Translation of Sunday School Materials — $3,000
The Lutheran Church in CAR has a Sunday School Program, which brings together the children in one large group for story-telling, singing, children’s liturgy, creed, offering, and some time for games. The biggest challenge is getting Sunday school materials in French or in Sango or Gbaya (African languages used by most CAR Lutherans) for teachers and students. Our funds support an ongoing joint translation project by the Lutheran Church of CARA and of Cameroon. English language materials from the Southern African Lutheran Communion are being translated into French and then into Sango.
Visits and Communication — $5,000
These funds are used to bring visitors from the CAR Lutheran Church to our synod and to send members from our synod to visit the church in CAR. Some relatively recent examples of this include a visit from President Ndanga-Toué in 2016, sponsoring two youth for the ELCA Youth Gathering in 2015, sending a representative from our synod to the international partners meeting, attending the dedication of the Women’s Center, our bishop visiting the church in CAR. It also includes representation of our synod at the annual network meeting of U.S. partners and companions of the church in CAR.

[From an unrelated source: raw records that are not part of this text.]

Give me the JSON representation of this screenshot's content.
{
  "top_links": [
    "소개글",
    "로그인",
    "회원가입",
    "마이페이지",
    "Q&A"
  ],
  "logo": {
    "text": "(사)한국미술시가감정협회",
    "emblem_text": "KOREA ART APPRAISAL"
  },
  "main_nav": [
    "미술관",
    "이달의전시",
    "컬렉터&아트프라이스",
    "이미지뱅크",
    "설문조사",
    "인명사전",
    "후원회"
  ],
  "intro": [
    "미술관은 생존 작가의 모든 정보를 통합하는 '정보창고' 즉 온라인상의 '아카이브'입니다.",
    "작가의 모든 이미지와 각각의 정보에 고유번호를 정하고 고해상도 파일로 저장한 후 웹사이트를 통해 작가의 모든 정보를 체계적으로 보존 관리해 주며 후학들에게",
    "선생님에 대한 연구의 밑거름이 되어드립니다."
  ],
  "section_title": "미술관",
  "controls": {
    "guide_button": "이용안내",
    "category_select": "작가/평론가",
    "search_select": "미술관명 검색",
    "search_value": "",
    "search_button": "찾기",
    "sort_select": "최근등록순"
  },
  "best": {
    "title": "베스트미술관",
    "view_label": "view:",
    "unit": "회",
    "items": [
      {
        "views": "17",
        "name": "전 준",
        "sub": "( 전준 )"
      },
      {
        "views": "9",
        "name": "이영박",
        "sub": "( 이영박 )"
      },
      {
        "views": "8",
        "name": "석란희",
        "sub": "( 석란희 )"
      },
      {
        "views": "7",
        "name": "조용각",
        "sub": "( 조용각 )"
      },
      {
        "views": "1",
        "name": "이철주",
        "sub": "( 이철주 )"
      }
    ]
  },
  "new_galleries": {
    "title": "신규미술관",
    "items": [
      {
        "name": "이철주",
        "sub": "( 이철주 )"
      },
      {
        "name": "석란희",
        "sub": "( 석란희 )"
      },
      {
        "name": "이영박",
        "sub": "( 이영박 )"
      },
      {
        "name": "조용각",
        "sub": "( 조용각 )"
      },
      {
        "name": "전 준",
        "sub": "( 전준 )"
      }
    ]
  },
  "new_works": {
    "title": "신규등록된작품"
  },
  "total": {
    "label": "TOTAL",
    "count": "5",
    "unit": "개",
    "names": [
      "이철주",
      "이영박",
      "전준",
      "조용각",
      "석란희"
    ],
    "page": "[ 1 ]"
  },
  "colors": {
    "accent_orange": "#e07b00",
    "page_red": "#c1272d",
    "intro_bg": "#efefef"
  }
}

All of these visits in combination with those of our missionaries are vital to the CAR companion relationship, particularly because of the challenges in communication with a country that has little internet and no functioning mail system.
A new priority for funding discussed with us by EEL-RCA President Ndanga-Toué during his recent visit includes the many churches which needs roofs. The CAR team will also be sending funds to help meet this need.